The Sendai dialogue was informed by the Sendai Report: “Managing Disaster Risks for a resilent future”, which is an official development committee paper for the 2012 annual meetings, and by a series of 32 knowledge notes produced by the World Bank in cooperation with Japan.

Dialogue participants, who included World Bank Group President Jim Yong Kim, Koriki Jojima, Japan’s Minister of Finance, Christine Lagarde, Managing Director of the International Monetary Fund, Laarde, Kristinalia Georgieva, EU Commissioner for International Cooperation, Humanitarian Aid and Crisis Response, and President Haruhiko Kuroda of the Asian Development Bank, reaffirmed their commitment to providing technical and financial support for building resilience to disasters in vulnerable countries.

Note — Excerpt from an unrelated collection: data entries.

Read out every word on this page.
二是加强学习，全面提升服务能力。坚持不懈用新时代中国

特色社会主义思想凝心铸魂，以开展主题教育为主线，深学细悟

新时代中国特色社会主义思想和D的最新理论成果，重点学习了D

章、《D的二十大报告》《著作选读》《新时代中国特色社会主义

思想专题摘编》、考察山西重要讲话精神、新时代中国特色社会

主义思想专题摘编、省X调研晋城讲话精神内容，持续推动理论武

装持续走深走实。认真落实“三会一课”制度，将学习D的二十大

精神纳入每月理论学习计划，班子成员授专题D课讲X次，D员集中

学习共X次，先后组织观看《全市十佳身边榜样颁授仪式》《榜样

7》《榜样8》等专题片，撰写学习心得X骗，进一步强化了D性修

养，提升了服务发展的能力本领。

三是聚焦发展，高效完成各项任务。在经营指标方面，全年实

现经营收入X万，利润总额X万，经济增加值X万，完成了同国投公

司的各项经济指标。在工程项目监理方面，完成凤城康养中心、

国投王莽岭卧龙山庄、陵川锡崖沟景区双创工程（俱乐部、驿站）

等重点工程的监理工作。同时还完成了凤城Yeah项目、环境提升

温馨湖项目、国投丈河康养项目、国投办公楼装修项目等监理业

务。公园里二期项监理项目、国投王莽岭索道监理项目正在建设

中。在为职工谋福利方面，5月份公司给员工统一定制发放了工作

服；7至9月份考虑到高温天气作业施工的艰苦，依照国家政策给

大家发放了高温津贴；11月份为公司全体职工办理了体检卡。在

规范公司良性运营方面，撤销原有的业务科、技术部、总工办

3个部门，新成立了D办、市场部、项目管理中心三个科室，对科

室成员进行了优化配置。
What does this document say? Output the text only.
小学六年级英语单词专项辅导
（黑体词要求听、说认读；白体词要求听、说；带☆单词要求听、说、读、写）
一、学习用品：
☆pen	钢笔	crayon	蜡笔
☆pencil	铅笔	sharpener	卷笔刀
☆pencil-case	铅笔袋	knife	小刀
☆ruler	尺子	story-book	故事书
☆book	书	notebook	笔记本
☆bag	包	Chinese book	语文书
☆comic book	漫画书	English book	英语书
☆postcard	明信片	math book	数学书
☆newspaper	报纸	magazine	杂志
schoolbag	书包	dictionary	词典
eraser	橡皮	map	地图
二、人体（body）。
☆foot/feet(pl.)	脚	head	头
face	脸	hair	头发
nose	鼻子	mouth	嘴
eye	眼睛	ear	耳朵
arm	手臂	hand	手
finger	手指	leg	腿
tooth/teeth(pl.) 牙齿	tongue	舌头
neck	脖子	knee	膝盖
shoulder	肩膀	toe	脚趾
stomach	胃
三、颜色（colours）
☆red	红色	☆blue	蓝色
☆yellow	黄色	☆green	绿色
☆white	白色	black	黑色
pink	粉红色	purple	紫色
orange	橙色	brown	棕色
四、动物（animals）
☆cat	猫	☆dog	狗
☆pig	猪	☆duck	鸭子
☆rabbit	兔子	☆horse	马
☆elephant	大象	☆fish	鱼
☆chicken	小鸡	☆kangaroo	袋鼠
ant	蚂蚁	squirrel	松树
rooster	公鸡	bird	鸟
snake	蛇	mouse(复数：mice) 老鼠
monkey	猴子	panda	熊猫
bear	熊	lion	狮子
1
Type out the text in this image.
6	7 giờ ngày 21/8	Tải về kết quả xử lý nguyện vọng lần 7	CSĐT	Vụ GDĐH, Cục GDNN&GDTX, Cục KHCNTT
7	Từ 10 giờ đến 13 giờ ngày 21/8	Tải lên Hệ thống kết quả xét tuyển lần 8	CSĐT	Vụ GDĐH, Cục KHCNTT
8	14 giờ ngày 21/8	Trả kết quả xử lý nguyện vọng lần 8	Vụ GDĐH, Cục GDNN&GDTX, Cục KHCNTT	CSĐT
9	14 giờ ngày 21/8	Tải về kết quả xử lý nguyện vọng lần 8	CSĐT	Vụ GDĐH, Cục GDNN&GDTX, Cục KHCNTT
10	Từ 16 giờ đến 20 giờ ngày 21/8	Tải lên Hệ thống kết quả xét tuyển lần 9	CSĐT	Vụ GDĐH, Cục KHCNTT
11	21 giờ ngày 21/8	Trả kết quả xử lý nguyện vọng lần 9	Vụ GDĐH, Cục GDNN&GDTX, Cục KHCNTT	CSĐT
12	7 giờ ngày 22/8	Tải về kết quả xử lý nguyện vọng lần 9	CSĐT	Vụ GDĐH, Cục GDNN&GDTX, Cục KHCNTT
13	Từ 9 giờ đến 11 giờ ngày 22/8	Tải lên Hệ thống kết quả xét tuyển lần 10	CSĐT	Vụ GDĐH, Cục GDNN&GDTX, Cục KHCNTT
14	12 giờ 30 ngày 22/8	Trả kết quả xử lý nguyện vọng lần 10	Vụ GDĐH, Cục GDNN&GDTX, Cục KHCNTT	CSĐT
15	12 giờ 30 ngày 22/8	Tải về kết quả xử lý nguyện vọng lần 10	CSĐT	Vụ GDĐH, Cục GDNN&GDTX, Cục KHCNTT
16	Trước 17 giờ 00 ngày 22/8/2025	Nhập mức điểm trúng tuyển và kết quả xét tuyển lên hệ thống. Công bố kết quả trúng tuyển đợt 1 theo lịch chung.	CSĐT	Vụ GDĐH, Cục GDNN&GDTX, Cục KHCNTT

Disaster risk management is increasingly central to World Bank business. Over the last 10 years, the bank financed nearly $18 billion in activities focusing on natural disasters, which has helped to protect the lives and livelihoods of people in 92 countries.

More than two-thirds of the World Bank’s country partnership strategies have already started to incorporate disaster risk management, and the goal is to bring that figure to 100 percent.
The conference took place in Sendai, the largest city in the Tohoku Region along the Pacific coast of Japan, which bore the brunt of the 2011 Great East Japan earthquake and tsunami.